Other activities also allow you to get up close to Africa’s wild animals – boat cruises and canoeing safaris can take you past crocodiles at eye level whilst horse-riding safaris can allow you to canter alongside herds of zebra and giraffe. Walking safaris are not known for specifically getting you close to wildlife, as it is usual for animals to be wary of two-legged mammals, but in the right conditions it is sometimes possible to approach very close to certain animals.
Lastly, this article would not be complete without mentioning Africa’s marine wildlife – whales, sharks, manta rays and the like! The Indian Ocean is wonderful for diving and snorkelling and South Africa is well-known for superb whale-watching and white shark cage diving off the south coast (Southern Right whales – July to November).

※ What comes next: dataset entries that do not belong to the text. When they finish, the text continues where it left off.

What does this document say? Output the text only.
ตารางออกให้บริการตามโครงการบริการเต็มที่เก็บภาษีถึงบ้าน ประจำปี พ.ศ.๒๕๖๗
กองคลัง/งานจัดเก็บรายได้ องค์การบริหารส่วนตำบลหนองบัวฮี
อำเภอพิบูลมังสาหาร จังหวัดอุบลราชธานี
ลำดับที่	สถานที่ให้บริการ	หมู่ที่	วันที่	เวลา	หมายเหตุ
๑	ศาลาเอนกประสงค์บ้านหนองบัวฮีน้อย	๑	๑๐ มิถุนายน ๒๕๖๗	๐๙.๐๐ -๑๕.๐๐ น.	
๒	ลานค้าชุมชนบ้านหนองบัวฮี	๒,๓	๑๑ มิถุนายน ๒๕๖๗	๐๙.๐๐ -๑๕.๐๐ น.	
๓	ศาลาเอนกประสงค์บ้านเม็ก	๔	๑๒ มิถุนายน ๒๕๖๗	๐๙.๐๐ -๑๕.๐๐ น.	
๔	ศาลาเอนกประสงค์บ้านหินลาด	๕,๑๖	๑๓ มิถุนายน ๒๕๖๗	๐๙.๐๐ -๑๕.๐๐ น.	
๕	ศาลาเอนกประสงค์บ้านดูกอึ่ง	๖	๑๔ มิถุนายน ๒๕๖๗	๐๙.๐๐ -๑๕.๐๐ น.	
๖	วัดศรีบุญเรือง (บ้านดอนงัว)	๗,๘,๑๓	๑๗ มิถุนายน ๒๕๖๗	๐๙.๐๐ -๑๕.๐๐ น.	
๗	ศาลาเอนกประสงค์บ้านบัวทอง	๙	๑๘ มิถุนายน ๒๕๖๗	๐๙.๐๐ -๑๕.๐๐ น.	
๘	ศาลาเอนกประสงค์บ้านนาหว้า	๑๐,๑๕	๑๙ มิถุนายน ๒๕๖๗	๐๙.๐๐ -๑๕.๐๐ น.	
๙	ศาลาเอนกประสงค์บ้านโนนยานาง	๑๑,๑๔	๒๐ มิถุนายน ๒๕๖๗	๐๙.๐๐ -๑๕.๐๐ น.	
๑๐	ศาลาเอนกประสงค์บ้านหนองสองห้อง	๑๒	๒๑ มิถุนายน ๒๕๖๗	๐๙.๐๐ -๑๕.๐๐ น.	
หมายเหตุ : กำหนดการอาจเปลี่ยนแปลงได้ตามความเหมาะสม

As illustrated by above, there are many species of wildlife which are comfortable with the non-threatening presence of humans, and there is no set rule or limit as to how close we should get to them. The key point with all wildlife viewing is to allow the animals to set the rules. They will invariably communicate their feelings, either by moving away, remaining relaxed, coming to investigate or on the odd occasion telling you, in their particular way, to ‘back off’. Good guides in Africa will be able to read animal behaviour and manage sightings accordingly. As long as the animals are relaxed and in control, there is no harm enjoying up close experiences.
There are also a number of more ‘zoo-like’ experiences where you can get very close to semi-tame or fully tame animals. From riding elephants, feeding giraffes or walking with lions, there are many options. As interesting as these activities may be, they are not true safari experiences.